Out & About
We encourage our guests, both two and four legged to freely explore our grounds. Although a much small area than the original 31,000 acres, there is still plenty to enjoy and discover.
The once glorious Greek style stables was built in 1837 and could house up to 18 horses and numerous carriages, along with haylofts and accommodation for the stable lads to sleep in. Part of the Mews has been converted into a Self-catering house that sleeps 8-10 but the other side still remains as it originally was, including some of the horses names still on the stalls!
Former Walled Garden
The Kitchen Garden is a substantial 2.185 acres. The earliest evidence of the garden dates back to the late 17th Century and would once have produced an abundance of fruit and vegetables for the house and its many visitors.
At the end of the walled garden, on the right- hand side, is an ornate wrought iron gate if you go through this it brings you out onto a grassed area. This was once called the Shrubbery and some of the large specimen trees still remain, including a Ginkgo, Tulip tree and Cedar of Lebanon. Walking back towards the Mansion there are two large beech trees which are thought to be among, if not the tallest beech trees in Ceredigion!
The Pet cemetery can be found to the side of the walled garden in the shrubbery and surrounds what is said to be the oldest Mulberry tree in Britain!
The memorial stones have been laid since the mid 19th Century and the last pets were laid to rest in the 1950s by Margaret Powell and included horses, dogs, cats and Stuart the Cockatoo. Sadly not all of the memorial stones remain.
At the far end of the shrubbery there is a stone Labyrinth and at the centre a Nanteos Cup of stone. The labyrinth was created by two local stone craftsmen using their knowledge on ancient craftsmanship and traditions. The Labyrinth is the perfect place for some peaceful reflection.
Lovers Walk (to the Lake)
In the corner of the carpark, to the right is a small laurel archway into the woodlands and from here you can follow the Lovers Walk all the way to lake and beyond to the Gate house. As you stroll through the varied woodland you will see the old stone wall to your right hand side. This was built by the Powells and was used a division between working class and upper class. Working staff were not to be seen or heard!
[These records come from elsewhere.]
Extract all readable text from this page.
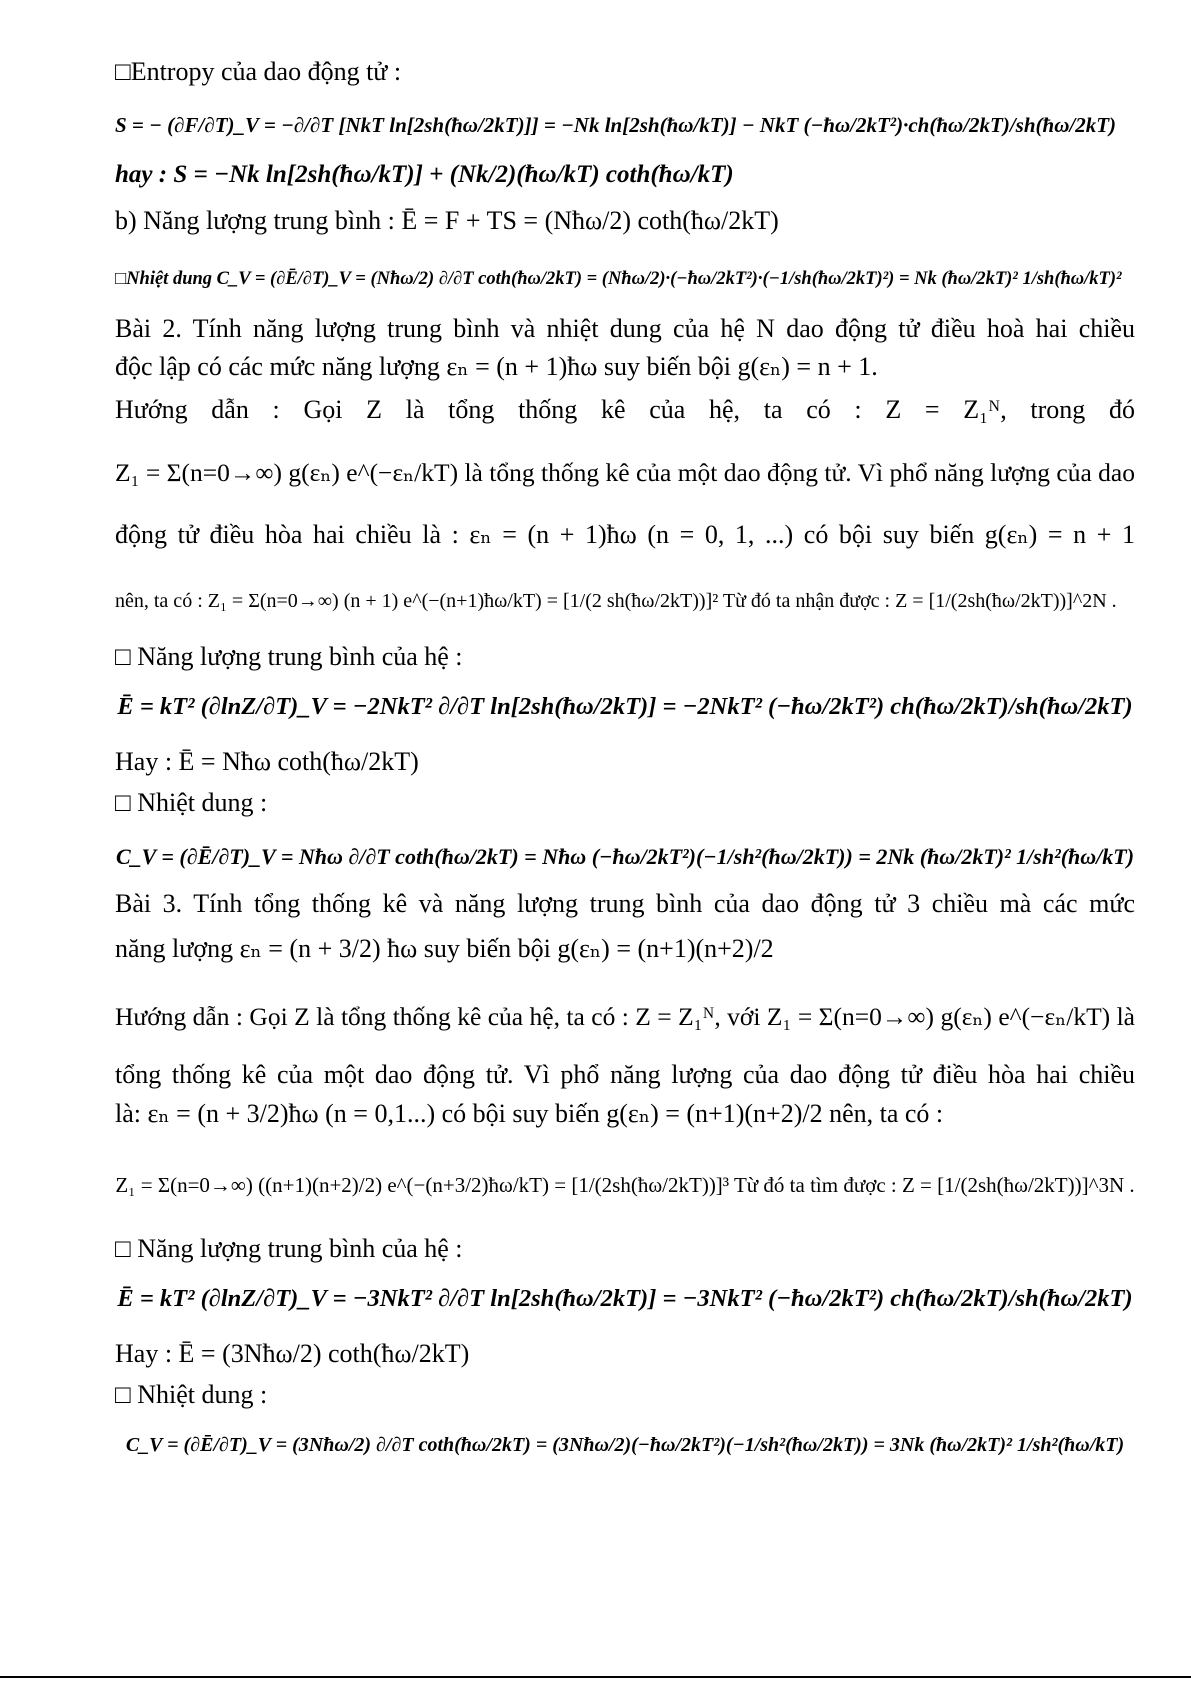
□Entropy của dao động tử :
S = − (∂F/∂T)_V = −∂/∂T [NkT ln[2sh(ħω/2kT)]] = −Nk ln[2sh(ħω/kT)] − NkT (−ħω/2kT²)·ch(ħω/2kT)/sh(ħω/2kT)
hay : S = −Nk ln[2sh(ħω/kT)] + (Nk/2)(ħω/kT) coth(ħω/kT)
b) Năng lượng trung bình : Ē = F + TS = (Nħω/2) coth(ħω/2kT)
□Nhiệt dung C_V = (∂Ē/∂T)_V = (Nħω/2) ∂/∂T coth(ħω/2kT) = (Nħω/2)·(−ħω/2kT²)·(−1/sh(ħω/2kT)²) = Nk (ħω/2kT)² 1/sh(ħω/kT)²
Bài 2. Tính năng lượng trung bình và nhiệt dung của hệ N dao động tử điều hoà hai chiều
độc lập có các mức năng lượng εₙ = (n + 1)ħω suy biến bội g(εₙ) = n + 1.
Hướng dẫn : Gọi Z là tổng thống kê của hệ, ta có : Z = Z₁ᴺ, trong đó
Z₁ = Σ(n=0→∞) g(εₙ) e^(−εₙ/kT) là tổng thống kê của một dao động tử. Vì phổ năng lượng của dao
động tử điều hòa hai chiều là : εₙ = (n + 1)ħω (n = 0, 1, ...) có bội suy biến g(εₙ) = n + 1
nên, ta có : Z₁ = Σ(n=0→∞) (n + 1) e^(−(n+1)ħω/kT) = [1/(2 sh(ħω/2kT))]² Từ đó ta nhận được : Z = [1/(2sh(ħω/2kT))]^2N .
□ Năng lượng trung bình của hệ :
Ē = kT² (∂lnZ/∂T)_V = −2NkT² ∂/∂T ln[2sh(ħω/2kT)] = −2NkT² (−ħω/2kT²) ch(ħω/2kT)/sh(ħω/2kT)
Hay : Ē = Nħω coth(ħω/2kT)
□ Nhiệt dung :
C_V = (∂Ē/∂T)_V = Nħω ∂/∂T coth(ħω/2kT) = Nħω (−ħω/2kT²)(−1/sh²(ħω/2kT)) = 2Nk (ħω/2kT)² 1/sh²(ħω/kT)
Bài 3. Tính tổng thống kê và năng lượng trung bình của dao động tử 3 chiều mà các mức
năng lượng εₙ = (n + 3/2) ħω suy biến bội g(εₙ) = (n+1)(n+2)/2
Hướng dẫn : Gọi Z là tổng thống kê của hệ, ta có : Z = Z₁ᴺ, với Z₁ = Σ(n=0→∞) g(εₙ) e^(−εₙ/kT) là
tổng thống kê của một dao động tử. Vì phổ năng lượng của dao động tử điều hòa hai chiều
là: εₙ = (n + 3/2)ħω (n = 0,1...) có bội suy biến g(εₙ) = (n+1)(n+2)/2 nên, ta có :
Z₁ = Σ(n=0→∞) ((n+1)(n+2)/2) e^(−(n+3/2)ħω/kT) = [1/(2sh(ħω/2kT))]³ Từ đó ta tìm được : Z = [1/(2sh(ħω/2kT))]^3N .
□ Năng lượng trung bình của hệ :
Ē = kT² (∂lnZ/∂T)_V = −3NkT² ∂/∂T ln[2sh(ħω/2kT)] = −3NkT² (−ħω/2kT²) ch(ħω/2kT)/sh(ħω/2kT)
Hay : Ē = (3Nħω/2) coth(ħω/2kT)
□ Nhiệt dung :
C_V = (∂Ē/∂T)_V = (3Nħω/2) ∂/∂T coth(ħω/2kT) = (3Nħω/2)(−ħω/2kT²)(−1/sh²(ħω/2kT)) = 3Nk (ħω/2kT)² 1/sh²(ħω/kT)
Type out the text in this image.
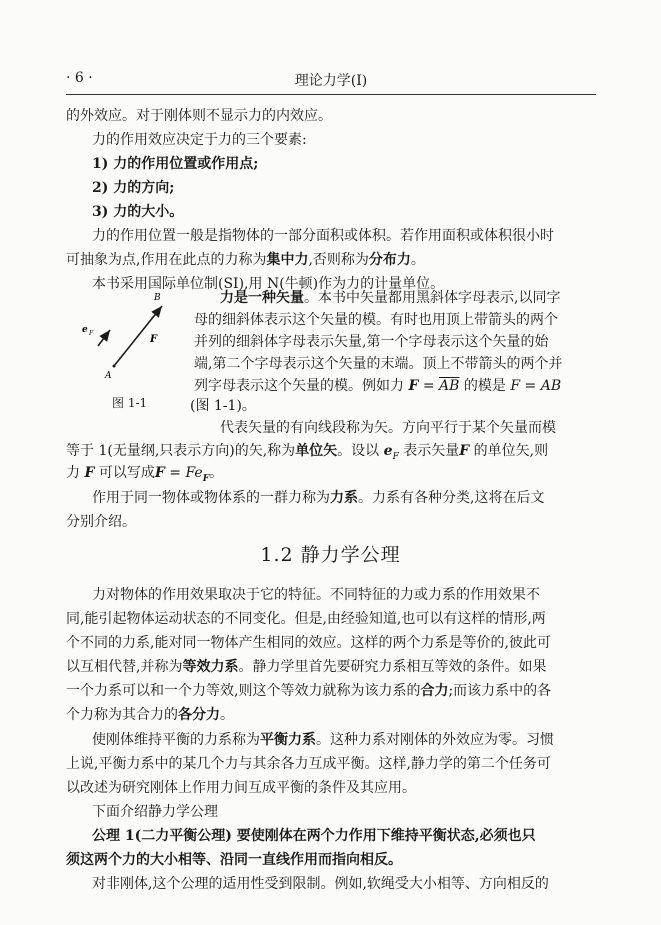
· 6 ·	理论力学(Ⅰ)
的外效应。对于刚体则不显示力的内效应。
力的作用效应决定于力的三个要素:
1) 力的作用位置或作用点;
2) 力的方向;
3) 力的大小。
力的作用位置一般是指物体的一部分面积或体积。若作用面积或体积很小时
可抽象为点,作用在此点的力称为集中力,否则称为分布力。
本书采用国际单位制(SI),用 N(牛顿)作为力的计量单位。
B
A
F
e F
图 1-1
力是一种矢量。本书中矢量都用黑斜体字母表示,以同字
母的细斜体表示这个矢量的模。有时也用顶上带箭头的两个
并列的细斜体字母表示矢量,第一个字母表示这个矢量的始
端,第二个字母表示这个矢量的末端。顶上不带箭头的两个并
列字母表示这个矢量的模。例如力 $F = \overline{AB}$ 的模是 F = AB
(图 1-1)。
代表矢量的有向线段称为矢。方向平行于某个矢量而模
等于 1(无量纲,只表示方向)的矢,称为单位矢。设以 $e_F$ 表示矢量F 的单位矢,则
力 F 可以写成$F = Fe_F$。
作用于同一物体或物体系的一群力称为力系。力系有各种分类,这将在后文
分别介绍。
1.2 静力学公理
力对物体的作用效果取决于它的特征。不同特征的力或力系的作用效果不
同,能引起物体运动状态的不同变化。但是,由经验知道,也可以有这样的情形,两
个不同的力系,能对同一物体产生相同的效应。这样的两个力系是等价的,彼此可
以互相代替,并称为等效力系。静力学里首先要研究力系相互等效的条件。如果
一个力系可以和一个力等效,则这个等效力就称为该力系的合力;而该力系中的各
个力称为其合力的各分力。
使刚体维持平衡的力系称为平衡力系。这种力系对刚体的外效应为零。习惯
上说,平衡力系中的某几个力与其余各力互成平衡。这样,静力学的第二个任务可
以改述为研究刚体上作用力间互成平衡的条件及其应用。
下面介绍静力学公理
公理 1(二力平衡公理) 要使刚体在两个力作用下维持平衡状态,必须也只
须这两个力的大小相等、沿同一直线作用而指向相反。
对非刚体,这个公理的适用性受到限制。例如,软绳受大小相等、方向相反的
Our lake is famed for its wonderful display of water lilies in the summer months and creates a habitat for many different species of bird, including mute swans, herons, Canada geese, mallard ducks, little grebes, moorhens, coots and many more. On around the lake on warm days you can also see dragonflies and damselflies dancing on the breeze.
Although not a part of the estate, we are lucky to have two nearby nature reserves to enjoy, which are cared for by the Woodland Trust. Old Warren Hill is an ancient Iron Age Hillfort, located on the right hand side of the lane when leaving Nanteos, and can be access through a wooden gate past the gate house. The reserve comprises varied woodland covering the steep western slopes of Old Warren Hill. A stream running through the wooded dingle forms the western boundary. There is a large Badger sett in the ramparts of the hillfort and a wonderful display of Bluebells in spring.
A lovely woodland stroll through pathways and over bridges. The Nant Paith stream runs through this woodland. It has a rich diversity of mature trees and provides an excellent habitat for cavity nesting birds and all three British woodpecker species have been recorded in the past, together with nuthatches, pied flycatchers, stock doves, tawny owls, and treecreepers to name a few.